Abrir brecha
El Señor de las Nubes, aligerado de varios cientos de kilos de peso inútil, flotó con levedad sobre el suelo del valle. Alerón se lo pasó muy bien durante un rato «levantando» la pesada nave con sus propias manos. Bramante aconsejó que anclaran el casco al suelo; en consecuencia, clavaron unas estacas en el esponjoso terreno y amarraron la embarcación.
—Aparte de las provisiones y del agua, no queda absolutamente nada más a bordo —informó Tartajo—. De igual modo, hemos arrancado la mayor parte de los tabiques.
—¿Qué pasa con el motor? —inquirió Sturm—. Pesa tanto como el resto del armazón.
—En efecto —afirmó Chispa, con un tono no exento de orgullo.
—En ese caso, debemos deshacernos de él.
—¡No! ¡Nuestro hermoso motor, no! ¡No hay otra máquina igual en todo el mundo!
Consciente de que no adelantaría nada insistiendo sobre el tema, Sturm se acercó al lugar en que Kitiara, Carcoma y Argos estaban enfrascados en el procedimiento a seguir para disolver las uniones de plomo del obelisco.
—Nos harán falta escaleras para llegar hasta las hileras de más arriba —decía en ese momento la mujer.
—Unos andamios serían mejor —opinó Argos—. Quedan unos cuantos tablones de la nave.
—¿Cómo subiremos el vitriolo hasta ahí arriba? —preguntó Carcoma.
—Con redomas y probetas de cristal —sugirió Argos—. Ningún otro material resistiría la corrosión de este producto.
Sturm carraspeó de manera ostensible.
—Di lo que sea, Sturm —lo increpó Kitiara con impaciencia.
—Aconsejaría aligerar más la nave para asegurar su flotabilidad; pero Trinos y Chispa se niegan en redondo a desprenderse del motor.
—¿Es todo? Pues toma un martillo y rómpelo en pedazos. Es la única forma de que entiendan las cosas. —Carcoma y Argos la miraron sorprendidos; Sturm, con prudencia, se abstuvo de emitir ningún comentario. En cambio, preguntó si habían visto a Cupelix.
—No. Se comporta como un chico testarudo.
El caballero se dirigió al interior del obelisco. El amplio perímetro de la torre estaba desierto, lo que confería al recinto un aspecto extraño, cambiado; sólo permanecían inmutables los tres orificios de los Micones abiertos en el pavimento.

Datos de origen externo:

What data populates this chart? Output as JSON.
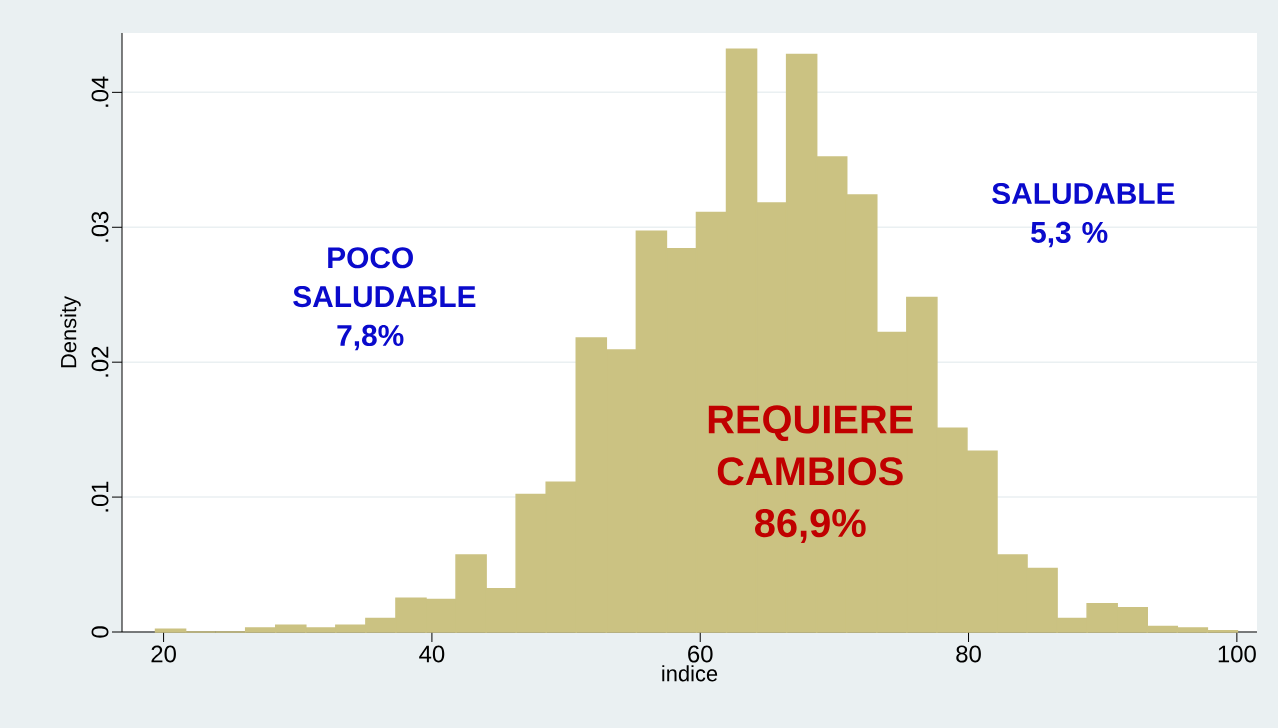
{
  "chart_data": {
    "type": "histogram",
    "xlabel": "indice",
    "ylabel": "Density",
    "bins": [
      19.4,
      21.64,
      23.88,
      26.12,
      28.36,
      30.6,
      32.84,
      35.08,
      37.32,
      39.56,
      41.8,
      44.04,
      46.28,
      48.52,
      50.76,
      53.0,
      55.24,
      57.48,
      59.72,
      61.96,
      64.2,
      66.44,
      68.68,
      70.92,
      73.16,
      75.4,
      77.64,
      79.88,
      82.12,
      84.36,
      86.6,
      88.84,
      91.08,
      93.32,
      95.56,
      97.8,
      100.04
    ],
    "values": [
      0.0002,
      0,
      0,
      0.0003,
      0.0005,
      0.0003,
      0.0005,
      0.001,
      0.0025,
      0.0024,
      0.0057,
      0.0032,
      0.0102,
      0.0111,
      0.0218,
      0.0209,
      0.0297,
      0.0284,
      0.0311,
      0.0432,
      0.0318,
      0.0428,
      0.0352,
      0.0324,
      0.0222,
      0.0248,
      0.0151,
      0.0134,
      0.0057,
      0.0047,
      0.001,
      0.0021,
      0.0018,
      0.0004,
      0.0003,
      0.0001
    ],
    "color": "#cbc282",
    "xlim": [
      16.9,
      101.5
    ],
    "ylim": [
      0,
      0.0444
    ],
    "xticks": [
      20,
      40,
      60,
      80,
      100
    ],
    "yticks": [
      0,
      {
        "value": 0.01,
        "label": ".01"
      },
      {
        "value": 0.02,
        "label": ".02"
      },
      {
        "value": 0.03,
        "label": ".03"
      },
      {
        "value": 0.04,
        "label": ".04"
      }
    ],
    "grid": "y",
    "annotations": [
      "POCO SALUDABLE 7,8%",
      "SALUDABLE 5,3 %",
      "REQUIERE CAMBIOS 86,9%"
    ]
  }
}
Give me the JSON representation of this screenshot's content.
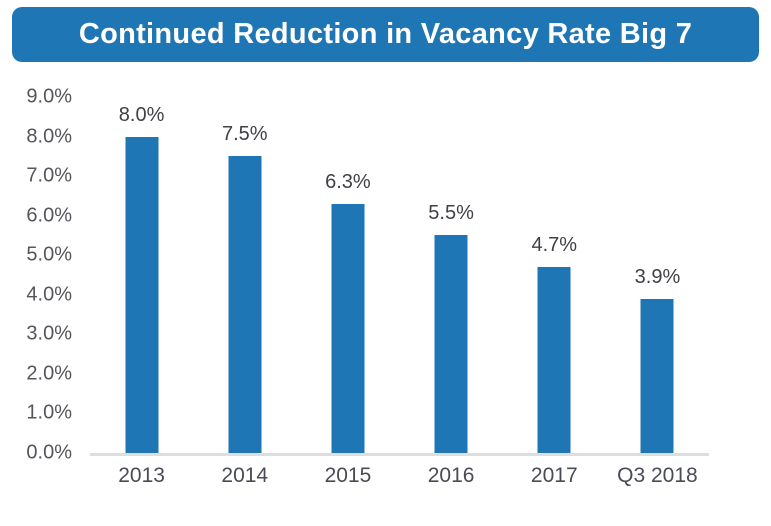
{
  "header": {
    "title": "Continued Reduction in Vacancy Rate Big 7"
  },
  "colors": {
    "banner_bg": "#1F76B5",
    "banner_text": "#FFFFFF",
    "bar_color": "#1F76B5",
    "axis_line": "#DEDEDE",
    "tick_text": "#54565C",
    "data_label_text": "#3F4146"
  },
  "chart_data": {
    "type": "bar",
    "title": "Continued Reduction in Vacancy Rate Big 7",
    "categories": [
      "2013",
      "2014",
      "2015",
      "2016",
      "2017",
      "Q3 2018"
    ],
    "values": [
      8.0,
      7.5,
      6.3,
      5.5,
      4.7,
      3.9
    ],
    "data_labels": [
      "8.0%",
      "7.5%",
      "6.3%",
      "5.5%",
      "4.7%",
      "3.9%"
    ],
    "xlabel": "",
    "ylabel": "",
    "ylim": [
      0,
      9
    ],
    "y_ticks": [
      "9.0%",
      "8.0%",
      "7.0%",
      "6.0%",
      "5.0%",
      "4.0%",
      "3.0%",
      "2.0%",
      "1.0%",
      "0.0%"
    ],
    "grid": false,
    "legend": "none",
    "data_labels_position": "above-bars"
  }
}
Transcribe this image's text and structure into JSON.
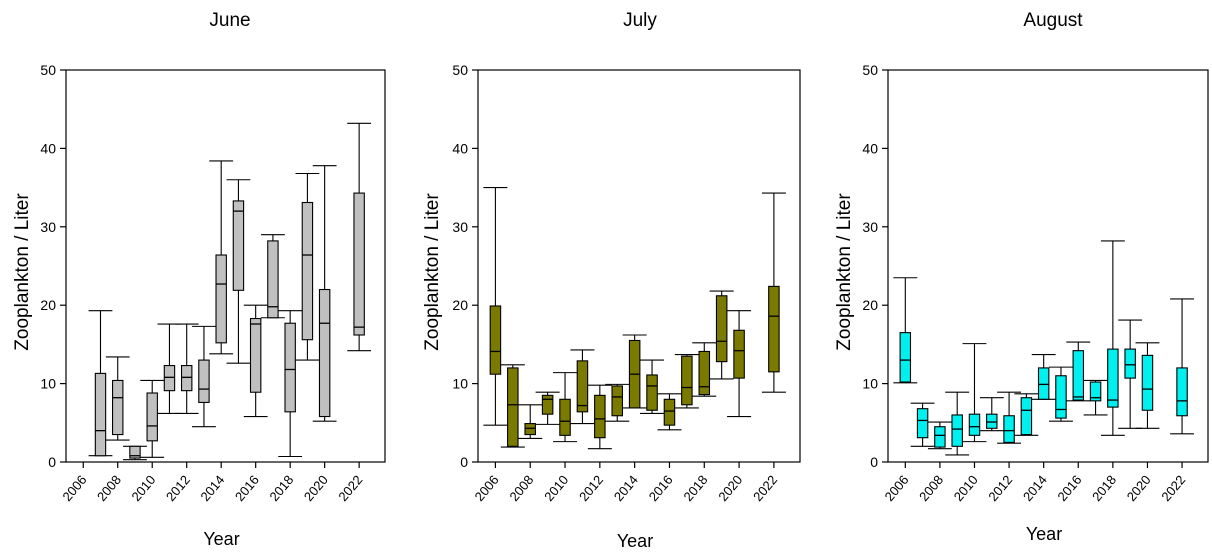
{
  "chart_data": [
    {
      "type": "box",
      "title": "June",
      "xlabel": "Year",
      "ylabel": "Zooplankton / Liter",
      "ylim": [
        0,
        50
      ],
      "yticks": [
        0,
        10,
        20,
        30,
        40,
        50
      ],
      "xtick_labels": [
        "2006",
        "2008",
        "2010",
        "2012",
        "2014",
        "2016",
        "2018",
        "2020",
        "2022"
      ],
      "fill_color": "#c0c0c0",
      "years": [
        2007,
        2008,
        2009,
        2010,
        2011,
        2012,
        2013,
        2014,
        2015,
        2016,
        2017,
        2018,
        2019,
        2020,
        2022
      ],
      "boxes": [
        {
          "year": 2007,
          "min": 0.8,
          "q1": 0.8,
          "median": 4.0,
          "q3": 11.3,
          "max": 19.3
        },
        {
          "year": 2008,
          "min": 2.8,
          "q1": 3.5,
          "median": 8.2,
          "q3": 10.4,
          "max": 13.4
        },
        {
          "year": 2009,
          "min": 0.3,
          "q1": 0.5,
          "median": 0.8,
          "q3": 2.0,
          "max": 2.0
        },
        {
          "year": 2010,
          "min": 0.6,
          "q1": 2.7,
          "median": 4.6,
          "q3": 8.8,
          "max": 10.4
        },
        {
          "year": 2011,
          "min": 6.2,
          "q1": 9.1,
          "median": 10.8,
          "q3": 12.3,
          "max": 17.6
        },
        {
          "year": 2012,
          "min": 6.2,
          "q1": 9.1,
          "median": 10.8,
          "q3": 12.3,
          "max": 17.6
        },
        {
          "year": 2013,
          "min": 4.5,
          "q1": 7.6,
          "median": 9.3,
          "q3": 13.0,
          "max": 17.3
        },
        {
          "year": 2014,
          "min": 13.8,
          "q1": 15.2,
          "median": 22.7,
          "q3": 26.4,
          "max": 38.4
        },
        {
          "year": 2015,
          "min": 12.6,
          "q1": 21.9,
          "median": 32.0,
          "q3": 33.3,
          "max": 36.0
        },
        {
          "year": 2016,
          "min": 5.8,
          "q1": 8.9,
          "median": 17.6,
          "q3": 18.3,
          "max": 20.0
        },
        {
          "year": 2017,
          "min": 18.4,
          "q1": 18.4,
          "median": 19.8,
          "q3": 28.2,
          "max": 29.0
        },
        {
          "year": 2018,
          "min": 0.7,
          "q1": 6.4,
          "median": 11.8,
          "q3": 17.7,
          "max": 19.3
        },
        {
          "year": 2019,
          "min": 13.0,
          "q1": 15.6,
          "median": 26.4,
          "q3": 33.1,
          "max": 36.8
        },
        {
          "year": 2020,
          "min": 5.2,
          "q1": 5.8,
          "median": 17.7,
          "q3": 22.0,
          "max": 37.8
        },
        {
          "year": 2022,
          "min": 14.2,
          "q1": 16.2,
          "median": 17.2,
          "q3": 34.3,
          "max": 43.2
        }
      ]
    },
    {
      "type": "box",
      "title": "July",
      "xlabel": "Year",
      "ylabel": "Zooplankton / Liter",
      "ylim": [
        0,
        50
      ],
      "yticks": [
        0,
        10,
        20,
        30,
        40,
        50
      ],
      "xtick_labels": [
        "2006",
        "2008",
        "2010",
        "2012",
        "2014",
        "2016",
        "2018",
        "2020",
        "2022"
      ],
      "fill_color": "#7a7a00",
      "years": [
        2006,
        2007,
        2008,
        2009,
        2010,
        2011,
        2012,
        2013,
        2014,
        2015,
        2016,
        2017,
        2018,
        2019,
        2020,
        2022
      ],
      "boxes": [
        {
          "year": 2006,
          "min": 4.7,
          "q1": 11.2,
          "median": 14.1,
          "q3": 19.9,
          "max": 35.0
        },
        {
          "year": 2007,
          "min": 1.9,
          "q1": 2.0,
          "median": 7.3,
          "q3": 12.0,
          "max": 12.4
        },
        {
          "year": 2008,
          "min": 3.0,
          "q1": 3.5,
          "median": 4.3,
          "q3": 4.9,
          "max": 7.3
        },
        {
          "year": 2009,
          "min": 4.8,
          "q1": 6.1,
          "median": 8.0,
          "q3": 8.5,
          "max": 8.9
        },
        {
          "year": 2010,
          "min": 2.6,
          "q1": 3.4,
          "median": 5.2,
          "q3": 8.0,
          "max": 11.4
        },
        {
          "year": 2011,
          "min": 4.9,
          "q1": 6.4,
          "median": 7.2,
          "q3": 12.9,
          "max": 14.3
        },
        {
          "year": 2012,
          "min": 1.7,
          "q1": 3.1,
          "median": 5.5,
          "q3": 8.5,
          "max": 9.8
        },
        {
          "year": 2013,
          "min": 5.2,
          "q1": 5.9,
          "median": 8.3,
          "q3": 9.7,
          "max": 9.9
        },
        {
          "year": 2014,
          "min": 6.9,
          "q1": 6.9,
          "median": 11.2,
          "q3": 15.5,
          "max": 16.2
        },
        {
          "year": 2015,
          "min": 6.2,
          "q1": 6.6,
          "median": 9.7,
          "q3": 11.1,
          "max": 13.0
        },
        {
          "year": 2016,
          "min": 4.1,
          "q1": 4.7,
          "median": 6.5,
          "q3": 8.0,
          "max": 8.7
        },
        {
          "year": 2017,
          "min": 6.9,
          "q1": 7.3,
          "median": 9.5,
          "q3": 13.5,
          "max": 13.7
        },
        {
          "year": 2018,
          "min": 8.4,
          "q1": 8.6,
          "median": 9.6,
          "q3": 14.1,
          "max": 15.2
        },
        {
          "year": 2019,
          "min": 10.6,
          "q1": 12.8,
          "median": 15.4,
          "q3": 21.2,
          "max": 21.8
        },
        {
          "year": 2020,
          "min": 5.8,
          "q1": 10.7,
          "median": 14.2,
          "q3": 16.8,
          "max": 19.3
        },
        {
          "year": 2022,
          "min": 8.9,
          "q1": 11.5,
          "median": 18.6,
          "q3": 22.4,
          "max": 34.3
        }
      ]
    },
    {
      "type": "box",
      "title": "August",
      "xlabel": "Year",
      "ylabel": "Zooplankton / Liter",
      "ylim": [
        0,
        50
      ],
      "yticks": [
        0,
        10,
        20,
        30,
        40,
        50
      ],
      "xtick_labels": [
        "2006",
        "2008",
        "2010",
        "2012",
        "2014",
        "2016",
        "2018",
        "2020",
        "2022"
      ],
      "fill_color": "#00f0f0",
      "years": [
        2006,
        2007,
        2008,
        2009,
        2010,
        2011,
        2012,
        2013,
        2014,
        2015,
        2016,
        2017,
        2018,
        2019,
        2020,
        2022
      ],
      "boxes": [
        {
          "year": 2006,
          "min": 10.1,
          "q1": 10.2,
          "median": 13.0,
          "q3": 16.5,
          "max": 23.5
        },
        {
          "year": 2007,
          "min": 2.0,
          "q1": 3.1,
          "median": 5.3,
          "q3": 6.8,
          "max": 7.5
        },
        {
          "year": 2008,
          "min": 1.7,
          "q1": 1.9,
          "median": 3.4,
          "q3": 4.5,
          "max": 5.1
        },
        {
          "year": 2009,
          "min": 0.9,
          "q1": 2.0,
          "median": 4.2,
          "q3": 6.0,
          "max": 8.9
        },
        {
          "year": 2010,
          "min": 2.6,
          "q1": 3.4,
          "median": 4.5,
          "q3": 6.1,
          "max": 15.1
        },
        {
          "year": 2011,
          "min": 4.0,
          "q1": 4.3,
          "median": 5.1,
          "q3": 6.1,
          "max": 8.2
        },
        {
          "year": 2012,
          "min": 2.4,
          "q1": 2.5,
          "median": 4.0,
          "q3": 5.9,
          "max": 8.9
        },
        {
          "year": 2013,
          "min": 3.4,
          "q1": 3.5,
          "median": 6.6,
          "q3": 8.2,
          "max": 8.7
        },
        {
          "year": 2014,
          "min": 8.0,
          "q1": 8.0,
          "median": 9.9,
          "q3": 12.0,
          "max": 13.7
        },
        {
          "year": 2015,
          "min": 5.2,
          "q1": 5.6,
          "median": 6.7,
          "q3": 11.0,
          "max": 12.1
        },
        {
          "year": 2016,
          "min": 7.8,
          "q1": 7.9,
          "median": 8.3,
          "q3": 14.2,
          "max": 15.3
        },
        {
          "year": 2017,
          "min": 6.0,
          "q1": 7.8,
          "median": 8.2,
          "q3": 10.2,
          "max": 10.4
        },
        {
          "year": 2018,
          "min": 3.4,
          "q1": 7.0,
          "median": 7.9,
          "q3": 14.4,
          "max": 28.2
        },
        {
          "year": 2019,
          "min": 4.3,
          "q1": 10.7,
          "median": 12.4,
          "q3": 14.4,
          "max": 18.1
        },
        {
          "year": 2020,
          "min": 4.3,
          "q1": 6.6,
          "median": 9.3,
          "q3": 13.6,
          "max": 15.2
        },
        {
          "year": 2022,
          "min": 3.6,
          "q1": 5.9,
          "median": 7.8,
          "q3": 12.0,
          "max": 20.8
        }
      ]
    }
  ]
}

—¿Cupelix? —llamó Sturm—. ¡Cupelix! Sé que me oyes. Baja. —Su voz levantó ecos en la vasta oquedad—. Kitiara sigue adelante con el proyecto del vitriolo. Ésta torre te caerá encima de las orejas; es capaz de hacerlo para demostrarte que tiene razón. —En ese momento percibió el tenue pero indistinto roce de la voz mental del dragón.
—Confío en ti, Brightblade. Me dices la verdad.
—Ser un hombre sincero es una de las normas de La Medida —respondió Sturm.
—He adquirido un compromiso con nuestra querida Kitiara: si ella abogaba por mí ante los gnomos, yo la acompañaría durante dos años tras nuestro retorno a Krynn.
—¿Con qué propósito? —El hombre frunció el entrecejo.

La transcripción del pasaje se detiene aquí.